High school football: UHSAA overturns ruling; East will make playoffs as fourth seed, Timpview forfeits stand

Published: Friday, Oct. 19 2012 4:28 p.m. MDT

East High School football team captain Patrick Palau and Coach Brandon Matich celebrate the UHSAA ruling that East High can compete in the playoffs at East High School in Salt Lake City on Friday, Oct. 19, 2012.

Laura Seitz, Deseret News

MIDVALE — The top-ranked East High football team will be allowed to keep just enough wins to make the 4A playoffs, while second-ranked Timpview will forfeit four games in which an ineligible student athlete played.

The seemingly contradictory decisions were an attempt by a sub-panel of the Utah High School Activities Association's Board of Trustees to show mercy to the East High football players while trying to punish the administrations of both schools for a failure to ensure the players representing the school were eligible to compete.

"The panel wanted to treat East as Snow Canyon (baseball) was treated," said UHSAA attorney Mark Van Wagoner, who will issue a written decision on both cases in the next few days. "They get a severe penalty, but they still have a chance to play (in the playoffs). It was the timing of the discovery of the violation. The association is enormously unhappy with East High School for putting us in this spot, and also for the Salt Lake School District for taking sides."

Van Wagoner said the panel felt for the 120 innocent student athletes who would miss the playoffs because of the failure of East's administration to properly establish eligibility.

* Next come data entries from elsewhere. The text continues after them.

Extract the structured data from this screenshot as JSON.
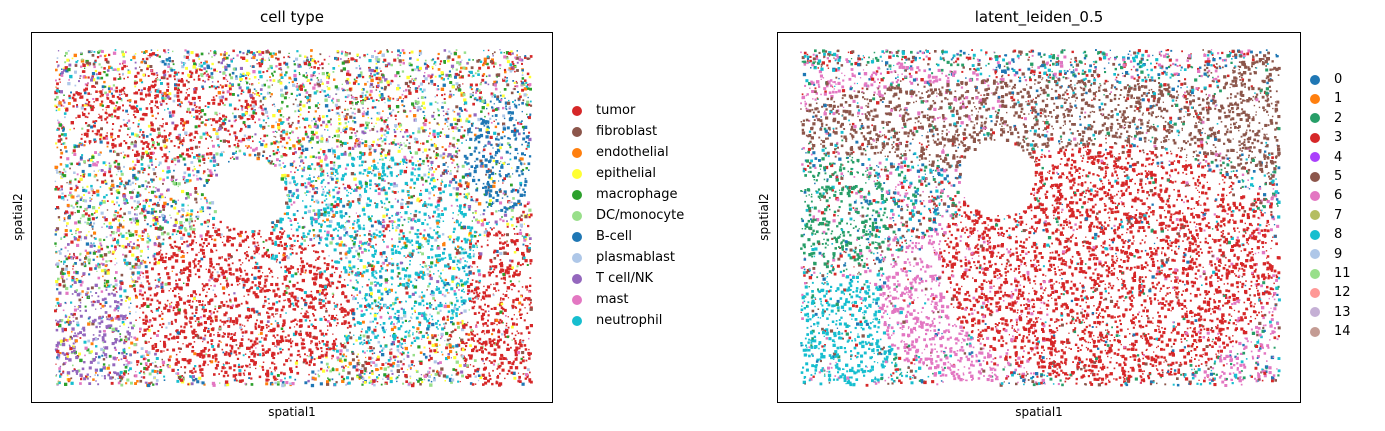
{
  "chart_data": [
    {
      "type": "scatter",
      "title": "cell type",
      "xlabel": "spatial1",
      "ylabel": "spatial2",
      "grid": false,
      "ticks": false,
      "legend_placement": "right, outside",
      "legend": [
        {
          "label": "tumor",
          "color": "#d62728"
        },
        {
          "label": "fibroblast",
          "color": "#8c564b"
        },
        {
          "label": "endothelial",
          "color": "#ff7f0e"
        },
        {
          "label": "epithelial",
          "color": "#ffff33"
        },
        {
          "label": "macrophage",
          "color": "#2ca02c"
        },
        {
          "label": "DC/monocyte",
          "color": "#98df8a"
        },
        {
          "label": "B-cell",
          "color": "#1f77b4"
        },
        {
          "label": "plasmablast",
          "color": "#aec7e8"
        },
        {
          "label": "T cell/NK",
          "color": "#9467bd"
        },
        {
          "label": "mast",
          "color": "#e377c2"
        },
        {
          "label": "neutrophil",
          "color": "#17becf"
        }
      ]
    },
    {
      "type": "scatter",
      "title": "latent_leiden_0.5",
      "xlabel": "spatial1",
      "ylabel": "spatial2",
      "grid": false,
      "ticks": false,
      "legend_placement": "right, outside",
      "legend": [
        {
          "label": "0",
          "color": "#1f77b4"
        },
        {
          "label": "1",
          "color": "#ff7f0e"
        },
        {
          "label": "2",
          "color": "#279e68"
        },
        {
          "label": "3",
          "color": "#d62728"
        },
        {
          "label": "4",
          "color": "#aa40fc"
        },
        {
          "label": "5",
          "color": "#8c564b"
        },
        {
          "label": "6",
          "color": "#e377c2"
        },
        {
          "label": "7",
          "color": "#b5bd61"
        },
        {
          "label": "8",
          "color": "#17becf"
        },
        {
          "label": "9",
          "color": "#aec7e8"
        },
        {
          "label": "11",
          "color": "#98df8a"
        },
        {
          "label": "12",
          "color": "#ff9896"
        },
        {
          "label": "13",
          "color": "#c5b0d5"
        },
        {
          "label": "14",
          "color": "#c49c94"
        }
      ]
    }
  ]
}
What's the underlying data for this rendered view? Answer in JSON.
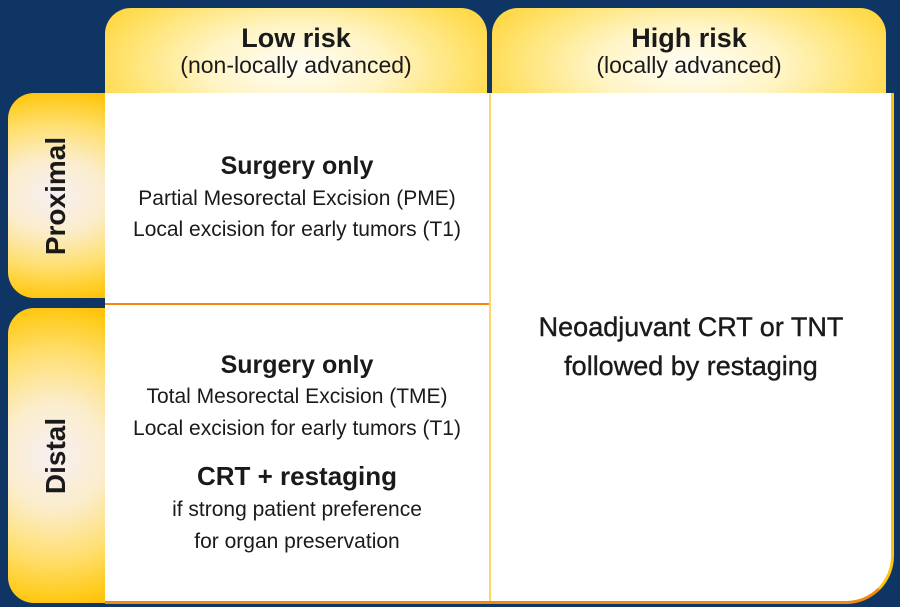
{
  "palette": {
    "background": "#0E3564",
    "gold_edge": "#FFC30B",
    "divider_vertical": "#FFD766",
    "divider_horizontal": "#F08A0C",
    "cell_bg": "#FFFFFF",
    "text": "#1A1A1A"
  },
  "columns": [
    {
      "title": "Low risk",
      "subtitle": "(non-locally advanced)"
    },
    {
      "title": "High risk",
      "subtitle": "(locally advanced)"
    }
  ],
  "rows": [
    {
      "label": "Proximal"
    },
    {
      "label": "Distal"
    }
  ],
  "cells": {
    "proximal_low": {
      "heading": "Surgery only",
      "lines": [
        "Partial Mesorectal Excision (PME)",
        "Local excision for early tumors (T1)"
      ]
    },
    "distal_low": {
      "heading": "Surgery only",
      "lines": [
        "Total Mesorectal Excision (TME)",
        "Local excision for early tumors (T1)"
      ],
      "heading2": "CRT + restaging",
      "lines2": [
        "if strong patient preference",
        "for organ preservation"
      ]
    },
    "high": {
      "lines": [
        "Neoadjuvant CRT or TNT",
        "followed by restaging"
      ]
    }
  }
}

"We were the ones who were asked to watch out for the kids when East High School failed to do so," said Van Wagoner. "The panel tried to ameliorate the harm that East High School had done to their players. They failed to protect their own students … This is not a clerical error. This is complete, wholesale mismanagement."

East head coach Brandon Matich was overcome by emotion when the list of penalties was handed to him, but this time his tears were in relief and gratitude.

"I think it's fair because my boys get to play," said Matich, who was suspended for three games. "The most important thing is the kids get to play. And that's why we're in this business. We're in it for the success of kids, and that's what I wanted all along."

The penalties to East changed for the third time in four days after the panel made up of members of the Board of Trustees tried to allow East a playoff spot while punishing both schools for playing ineligible players. The Timpview case was complicated when principal Todd McKee informed the panel that they'd found another game in which an ineligible player was used during Region 8 play.

The panel voted not only to force Timpview to forfeit all four of the games in which that player competed, but they also imposed many of the more harsh sanctions that they imposed on East.

The penalties against East include putting them in the playoffs as the number four seed; suspending Matich for three games; assessing the school with a $6,000 fine; taking the region title and putting them on three years probation. Also none of the ineligible players will be allowed to play for the remainder of this season.

The penalties against Timpview include forfeiting all games in which an ineligible player participated, including region games against Maple Mountain and Mountain View; assess the school a $1,500 fine; and three years probation.

There are a number of unanswered questions including what is East's record? Which specific games will East forfeit? And why was Timpview asked to forfeit all games in which an ineligible player participated

Van Wagoner confirmed that the majority of wins in which ineligible players were used will be forfeited or vacated. Which games those are, however, is still being decided.

The decision had wide-ranging implications for the playoffs, which begin on Tuesday with a play-in game at Mountain View against East. If East wins, they could face the top-seeded Region 7 team, Herriman. Timpview is likely Region 8's third seed, which means they travel to Logan to take on the defending state champs.

The head coach of the reigning 4A state champion team was baffled by the decision and questioned how two standards could be applied in like cases.